Au début des années 1800, Mme Mary Griffin souhaitait bâtir de belles demeures sur des terres au bord du canal de Lachine. Est-ce aujourd’hui que son rêve se réalise?

Selon un des mémoires déposés à l'Office de consultation publique de Montréal (OCPM), on peut lire que le territoire qui nous concerne n'était qu'une forêt de mort-bois depuis le reflux des glaciers, un endroit vierge composé de broussailles et de ronces, et parsemé de prairies inondables. Sillonné d'ouest en est par la petite rivière Saint-Pierre aujourd'hui disparue, il demeura tel quel jusqu'à l'arrivée des Français.

Suite à la colonisation des Français, sa vocation devint agricole et il prit le nom de fief de Nazareth. Jeanne Mance, qui avait obtenu ces terres du Gouverneur Maisonneuve, voulut en faire, dans sa partie sud, une ferme pour les Sœurs Grises en soutien financier à leur hôpital nouvellement construit à la hauteur de la Pointe-à-Callière, hors des murs de la ville. En 1792, les Soeurs de l'Hôtel Dieu octroyèrent à Thomas McCord un bail de 99 ans sur le fief de Nazareth (ancien nom de Griffintown). En 1804, profitant de l'absence de Thomas McCord, alors en voyage d'affaires en Angleterre, l'un de ses partenaires sans scrupules vendit le fief à Mary Griffin. Mme Griffin commença alors la construction des premières rues du quartier (selon un plan de rues octhogonal, le premier du genre en Amérique du Nord) avant de devoir rendre le fief à McCord en 1814 au terme d'une longue bataille juridique. Il balaya les plans de Mme Griffin et modifia le nom des rues qui devinrent Ottawa, Prince, King, Duke…

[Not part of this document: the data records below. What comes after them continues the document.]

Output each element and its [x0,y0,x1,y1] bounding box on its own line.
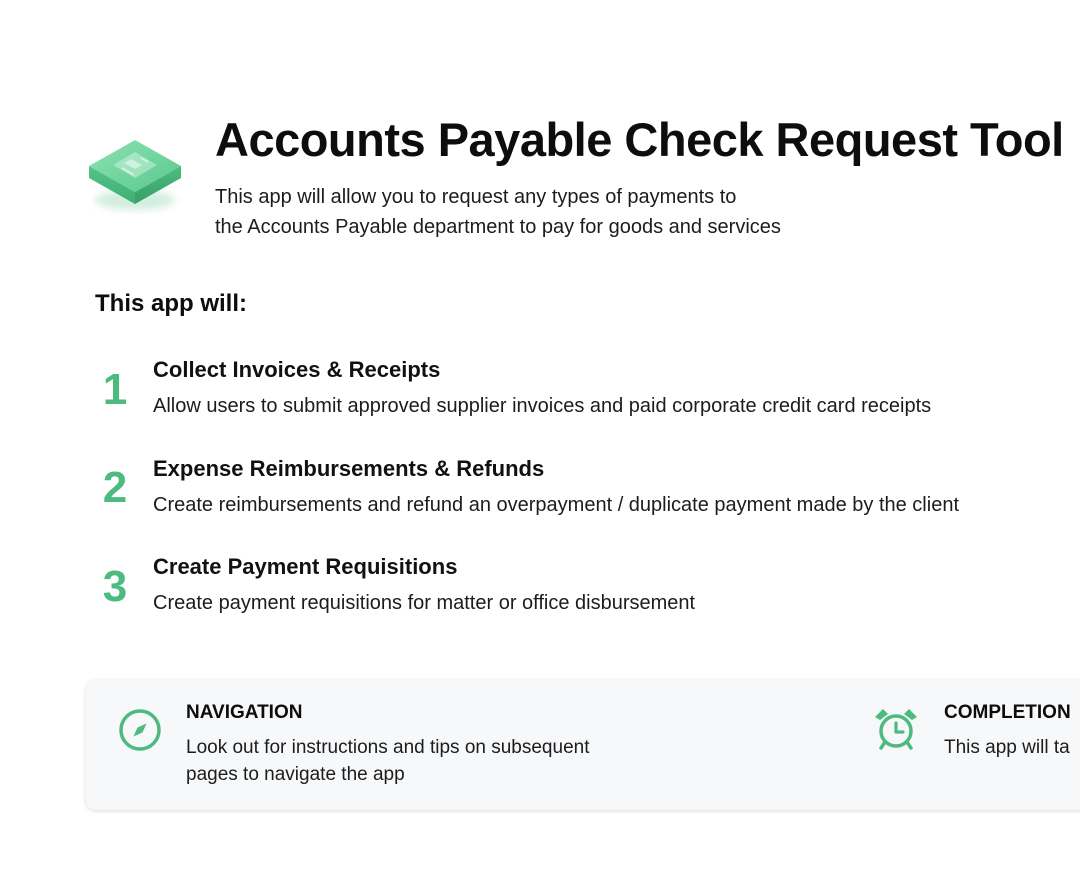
step-description: Allow users to submit approved supplier … [153,395,932,417]
step-number: 2 [102,463,128,512]
info-card: NAVIGATION Look out for instructions and… [86,680,1080,810]
step-number: 1 [102,365,128,414]
navigation-text-line: Look out for instructions and tips on su… [186,737,590,758]
feature-step-2: 2 Expense Reimbursements & Refunds Creat… [95,456,1080,536]
step-title: Expense Reimbursements & Refunds [153,456,545,481]
step-description: Create reimbursements and refund an over… [153,494,959,516]
app-logo-icon [84,128,186,214]
features-heading: This app will: [95,290,248,317]
app-subtitle-line: the Accounts Payable department to pay f… [215,216,781,238]
step-number: 3 [102,562,128,611]
navigation-info: NAVIGATION Look out for instructions and… [86,680,786,810]
step-title: Create Payment Requisitions [153,554,458,579]
welcome-page: Accounts Payable Check Request Tool This… [0,0,1080,888]
step-title: Collect Invoices & Receipts [153,357,441,382]
completion-title: COMPLETION [944,702,1071,723]
navigation-title: NAVIGATION [186,702,303,723]
completion-text-line: This app will ta [944,737,1070,758]
step-description: Create payment requisitions for matter o… [153,592,696,614]
alarm-clock-icon [872,704,920,752]
navigation-text-line: pages to navigate the app [186,764,405,785]
app-subtitle-line: This app will allow you to request any t… [215,186,737,208]
feature-step-3: 3 Create Payment Requisitions Create pay… [95,554,1080,634]
completion-info: COMPLETION This app will ta [846,680,1080,810]
completion-text: This app will ta [944,734,1070,761]
app-title: Accounts Payable Check Request Tool [215,113,1064,166]
navigation-text: Look out for instructions and tips on su… [186,734,589,788]
app-subtitle: This app will allow you to request any t… [215,182,781,242]
feature-step-1: 1 Collect Invoices & Receipts Allow user… [95,357,1080,437]
compass-icon [116,706,164,754]
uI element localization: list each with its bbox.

À partir de 1815, à la recherche de conditions de vie meilleures, les Irlandais déferlent dans Griffintown pour s'établir autour de l'église Sainte-Anne, démolie en 1970 et devenue aujourd'hui un parc. C'est la révolution industrielle. Victimes de conditions de vie médiocres, insalubres, assombries par la fumée des manufactures, ces immigrés de la Grande Famine s'arrachent le cœur pour la construction du canal de Lachine, du Pont Victoria et du chemin de fer Grand Tronc.

Sur la Pointe-des-Seigneurs viennent s'établir les premières usines utilisant la force hydraulique du canal de Lachine. Les moteurs à vapeur font leur apparition. Dans les installations de la New City Gas Company, rues Wellington, Dalhousie et Ann, on produisait le gaz pour illuminer Montréal.  Reconnaissable à ses grandes toitures et à sa maçonnerie en pierre, le bâtiment a récemment été rénové en salle de spectacle.

Au cours du XXe siècle, de grands changements surviennent. Le tramway favorise le déplacement des habitants vers des quartiers plus salubres et la voie ferrée fracture le territoire. En 1959, l'ouverture de la voie maritime du Saint-Laurent, rend le canal Lachine inutile. Les usines désertent progressivement ses berges et une bonne partie des résidants du quartier aussi. En 1965, autre coup dur pour Griffintown: l'ouverture de l'autoroute Bonaventure isole davantage le quartier. Cinq ans plus tard, le canal Lachine ferme, entraînant la fermeture de plusieurs usines. Vingt milles emplois sont perdus et les Irlandais quittent massivement le quartier. Le quartier est alors abandonné pendant 20 ans jusque dans les années 1990.

L’esprit pionnier de Mme Griffin, par contre, n’est pas mort. Depuis les années 1990, ce même élan pousse de jeunes professionnels et des artistes à reconquérir les lieux. « C'est une clientèle plutôt jeune, des défricheurs de marché, je dirais, ce sont les premiers qui embarquent », souligne Marco Fontaine, représentant commercial au District Griffin, le grand projet de la firme Devimco, en construction dans le secteur des rues Peel et Wellington.

Le renouveau qui s’effectue sur le territoire le ramène à ses racines historiques d’habitation de choix. Mme Griffin en serait sûrement fière.